By 1987, the number of entrants in the annual rally had climbed to 350. The 2012 Mille Miglia had a field of 386 classic sports cars and racers, including a 1933 Aston Martin, the only remaining 1938 Lancia Astura, a 1953 Lincoln and 1956 Studebaker Golden Hawk. Vintage Jaguar, Ferrari, Maserati, Mercedes-Benz, Porsche and Triumph models rounded out the field.
“The Mille Miglia is still sometimes referred to as a race, but it is no longer a race,” John Piccin wrote in an email. “However, very spirited driving is allowed, seemingly without a risk of arrest. Certain sections are timed, and the winner sometimes wins by as little as six seconds.”
From May 17-19, John and Tim drove the red, 60-year-old Ermini — a two-seat roadster with an open cockpit and a 1,100-cc engine, with a value estimated at half a million dollars — across the Italian countryside.
“John and Tim drove at breakneck speeds in an extravaganza, with cheering crowds lining the streets in a celebration like the Kentucky Derby,” said Mary Piccin, John’s wife and Tim’s mother, who accompanied them to Italy.
Dubbed “The World’s Most Beautiful Race,” the Mille Miglia runs from Brescia to Rome and back, passing through Verona, Ferrara, Padua, San Marino, the Vatican City, Siena, Florence, Bologna, Modena and “a thousand small villages where we were showered with flowers and gifts” said Tim Piccin, who lives near Homestead.

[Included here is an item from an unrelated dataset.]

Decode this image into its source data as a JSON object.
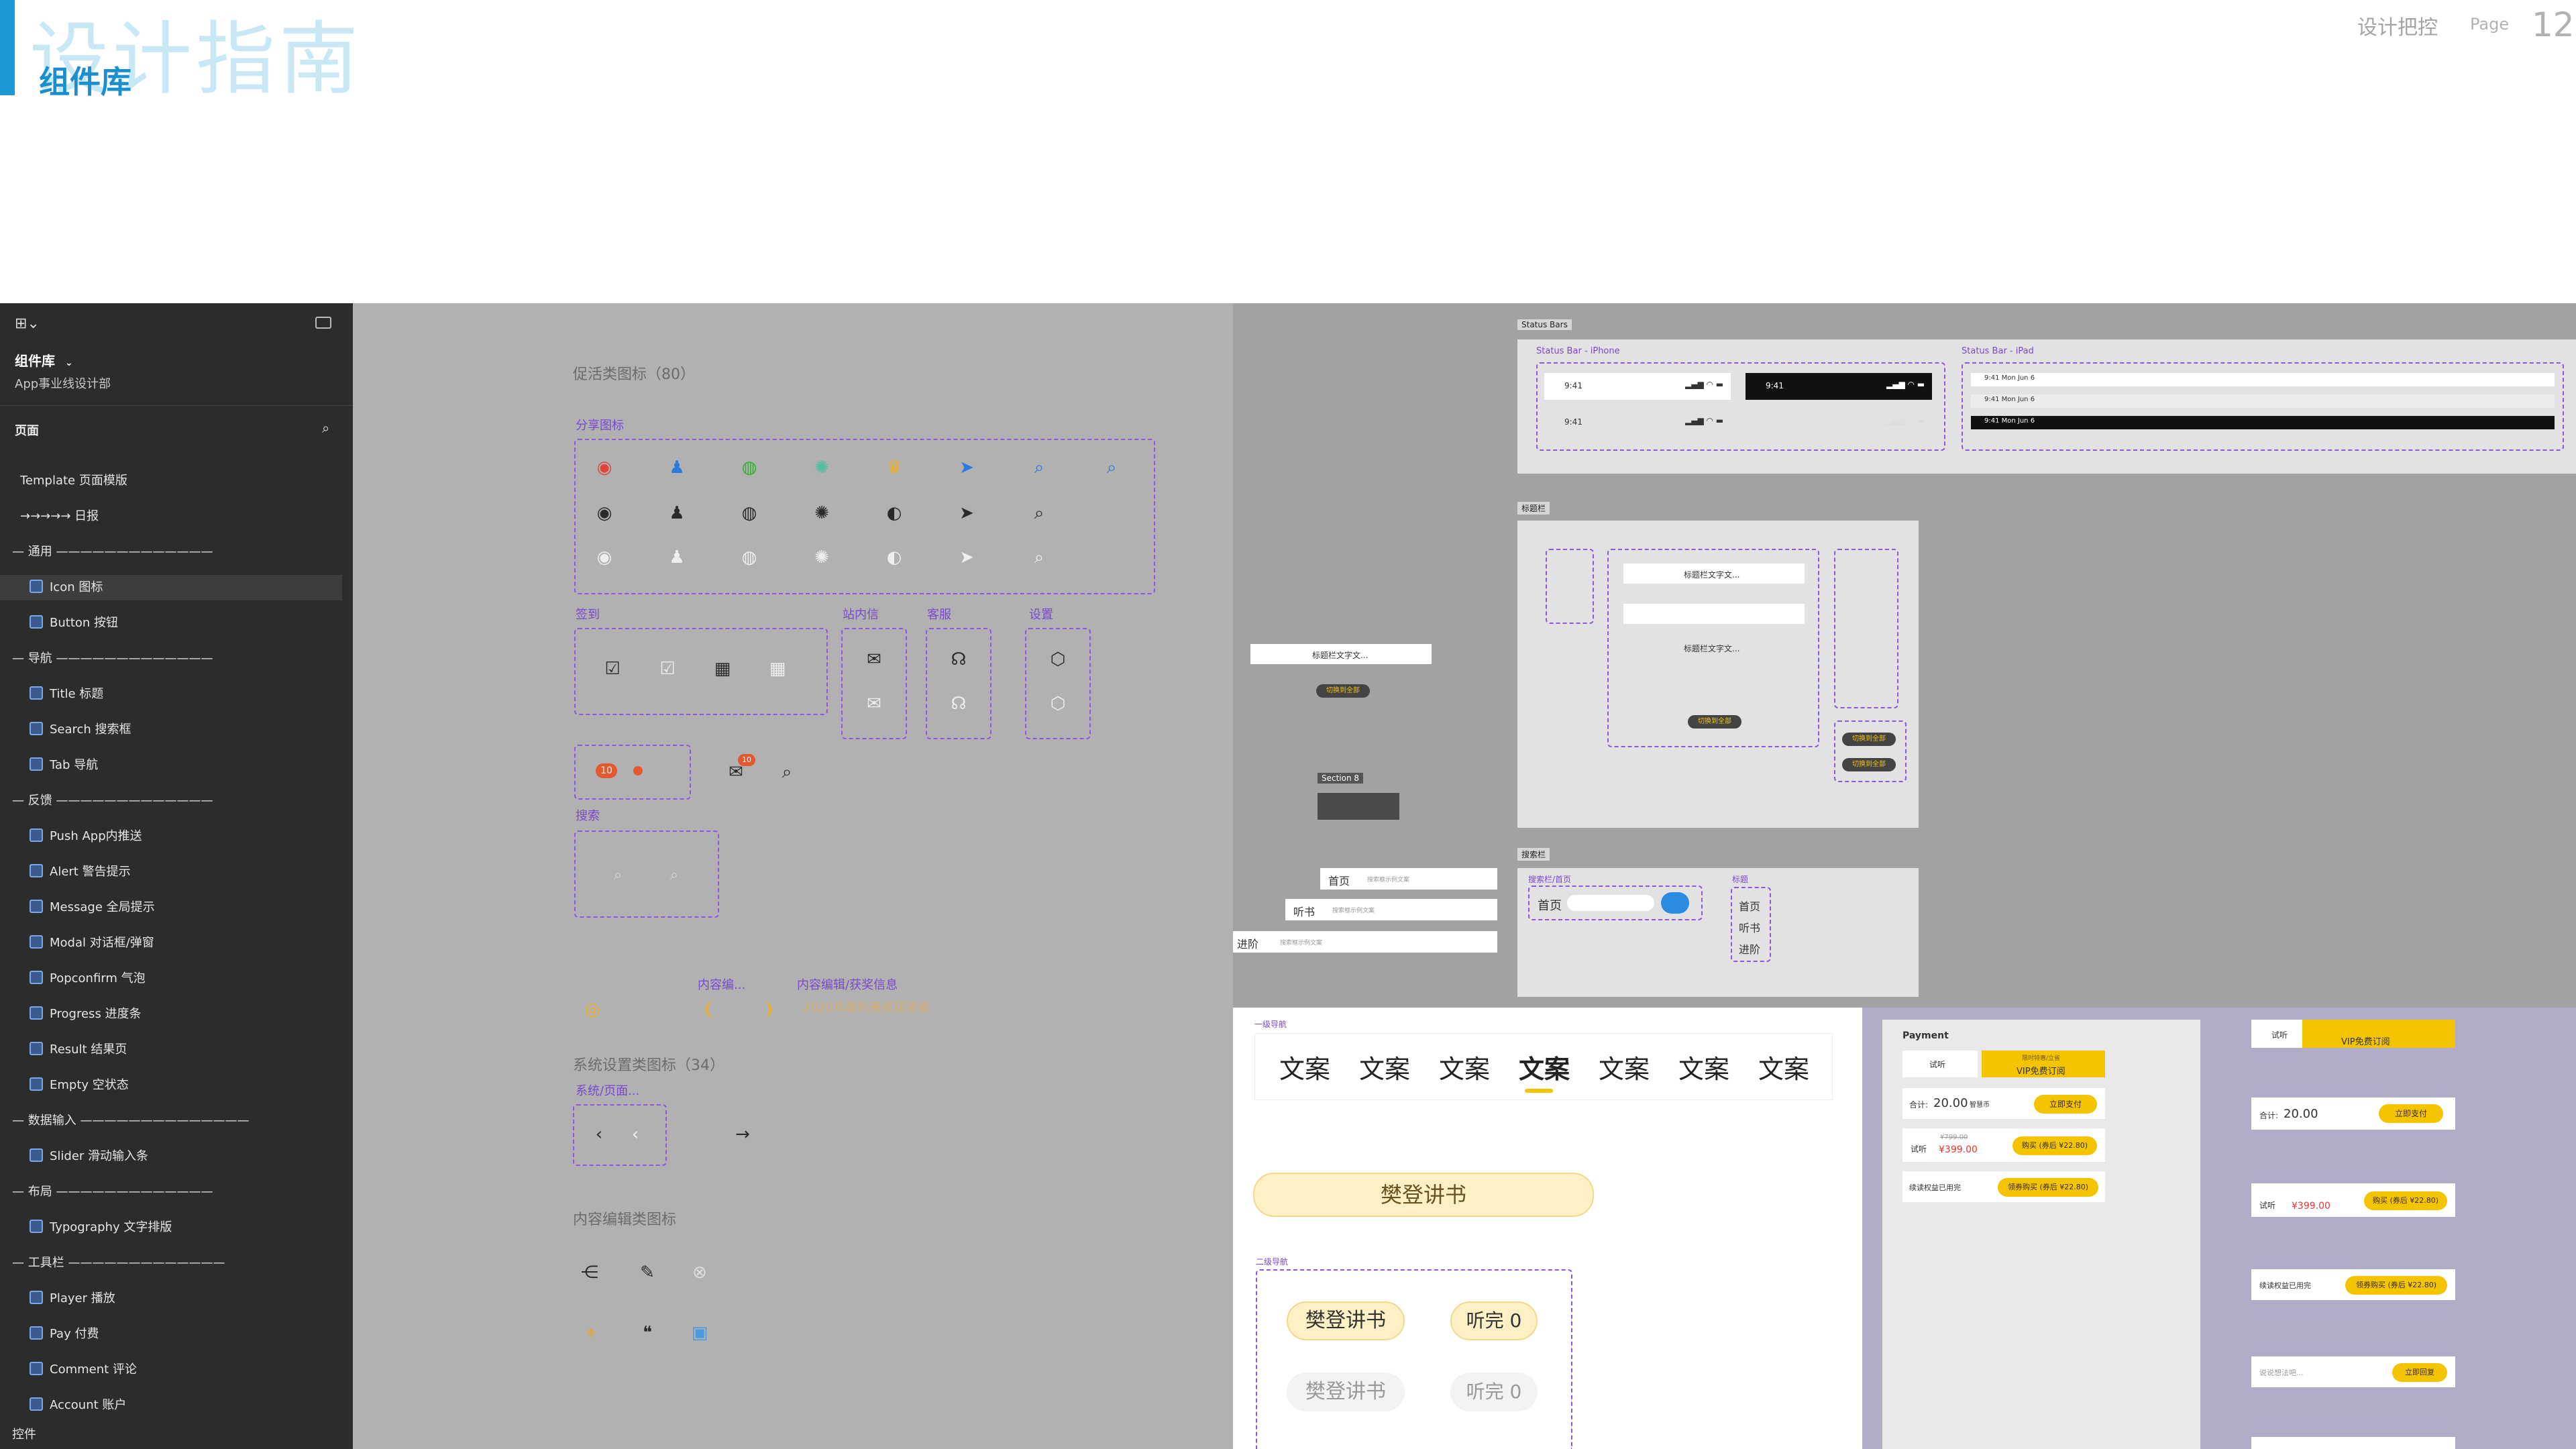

“Twenty years from now, I’ll still remember the loud exhaust and seeing my father with his shirt collar turned up, wearing sunglasses and a big grin” while coursing through the Tuscan hills, Tim said. “For my father, it was like turning the clock back 50 years. I can’t believe we actually survived the race. It was grueling, intense; an epic journey.
Tim, a lieutenant colonel who has spent 17 years in the Air Force, including time as a fighter pilot, was awarded the Bronze Star for ground action with forward air control in Afghanistan and Iraq during tours of duty through 2003.
“The race was even a bigger thrill than flying an F-16,” he said. “It was not a gentleman’s race. We pushed the car hard at times,”
Mary Piccin said the family “likes to venture” and enjoys “high voltage” forms of sport like the Mille Miglia.
“Myself and my sister, who traveled with us, saw John and Tim (when they made an unforeseen reversal on the route) and they did not see us. It was something: the red car and both of them wearing red scarves,” Mary said.
Family friend Robert Hauck said John Piccin “did something others only talk about” by achieving a long-standing goal from his “bucket list.”
Hauck said when John talks about the Mille Miglia experience at social gatherings, everyone in the group is riveted by his conversation.
As for John Piccin, he may have already added another ride to his bucket list.
“There is the Targa Florio road race in Italy, if Tim can race with me,” he said with a grin.